Ces chiffres établissent que le monopole du MPF ne tient qu’au seul bon vouloir de l’UMP et accessoirement de l’UDF. Il est à noter que De VILLIERS joue d’ailleurs habilement sur la rivalité entre ces deux formations et qu’il privilégie nettement l’UDF alors que ce mouvement est le plus européiste !. Tous les candidats UDF investis et seuls en lice pour la droite ont gagné…Mais c’est un traitement de faveur très précaire si demain l’UMP change la donne.
Le Président du MPF ne peut donc pas rompre avec l’UMP à moins de prendre le risque d’être déstabilisé dans son fief et de perdre la majorité tacitement établie.
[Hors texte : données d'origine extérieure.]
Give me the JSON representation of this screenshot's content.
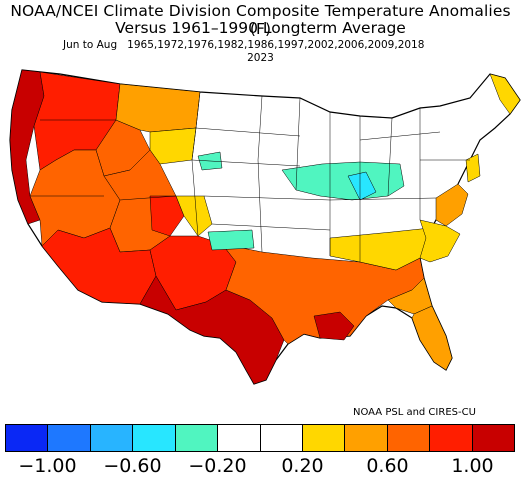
{
  "header": {
    "title_line1": "NOAA/NCEI Climate Division Composite Temperature Anomalies (F)",
    "title_line2": "Versus 1961–1990 Longterm Average",
    "season": "Jun to Aug",
    "years": "1965,1972,1976,1982,1986,1997,2002,2006,2009,2018",
    "subtitle_year": "2023"
  },
  "credit": "NOAA PSL and CIRES-CU",
  "colorbar": {
    "colors": [
      "#0a28f5",
      "#1e78ff",
      "#28b4ff",
      "#28e6ff",
      "#50f5c0",
      "#ffffff",
      "#ffffff",
      "#ffd700",
      "#ffa000",
      "#ff6400",
      "#ff1e00",
      "#c80000"
    ],
    "tick_labels": [
      "−1.00",
      "−0.60",
      "−0.20",
      "0.20",
      "0.60",
      "1.00"
    ]
  },
  "legend_colors": {
    "hot_dark": "#c80000",
    "hot": "#ff1e00",
    "warm": "#ff6400",
    "mild": "#ffa000",
    "slight": "#ffd700",
    "neutral": "#ffffff",
    "cool": "#50f5c0",
    "cooler": "#28e6ff"
  }
}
Il le sait, et voila pourquoi ni la Turquie, ni la Constitution européenne, ni même les places des cadres MPF aux élections régionales ou municipales ne seront des arguments assez forts pour le faire renoncer à l’œuvre de sa vie, le Conseil général de Vendée et ses réalisations locales, comme aux subventions qu’elles réclament.


3) 2004 ET 2005 : L’ASSOMMOIR EUROPEEN

Il lui reste deux élections où il peut épisodiquement faire semblant d’exister. D’abord les Européennes et, en 2004, le nouveau découpage des circonscriptions électorales provoquera au MPF une grande déception en ne lui permettant d’obtenir de justesse que 3 élus au lieu des 13 élus qu’il avait obtenus en tandem avec PASQUA en 1999 !!! Leur liste avait en 1999 réalisé plus de 13% des voix, battant même celle du RPR-UDF, et De VILLIERS, seul, tombe en 2004 à 6,67%, une chute de moitié, y compris par rapport à la liste MPF de 1994 (12,33%).
Mais le coup de massue le plus inattendu viendra lors du référendum de mai 2005 sur le fameux projet de Constitution européenne.
C’est paradoxal car tous les observateurs ont souligné l’investissement personnel de De VILLIERS dans la bataille en faveur du NON. Il est même apparu comme le « Champion » du camp du NON à Droite, tandis que LE PEN, plus discret, n’en continuait pas moins d’engranger les bénéfices de cette agitation. Alors, en quoi ce référendum a-t-il pu être un échec pour De VILLIERS ?
Tout simplement à cause de la Vendée, toujours elle.
D’abord, elle figure parmi les rares départements à avoir voté OUI, ce qui constitue une humiliation inédite pour le MPF.( Vendée 50,20% de OUI au sein de la Région Pays de Loire, 50,11%). Certains penseraient qu’il s’agit là d’un épiphénomène sans conséquence sur les élections locales. Ce vote porte pourtant une indication sociologique et une lassitude non négligeables.
En effet, et le plus grave saute aux yeux en analysant les résultats.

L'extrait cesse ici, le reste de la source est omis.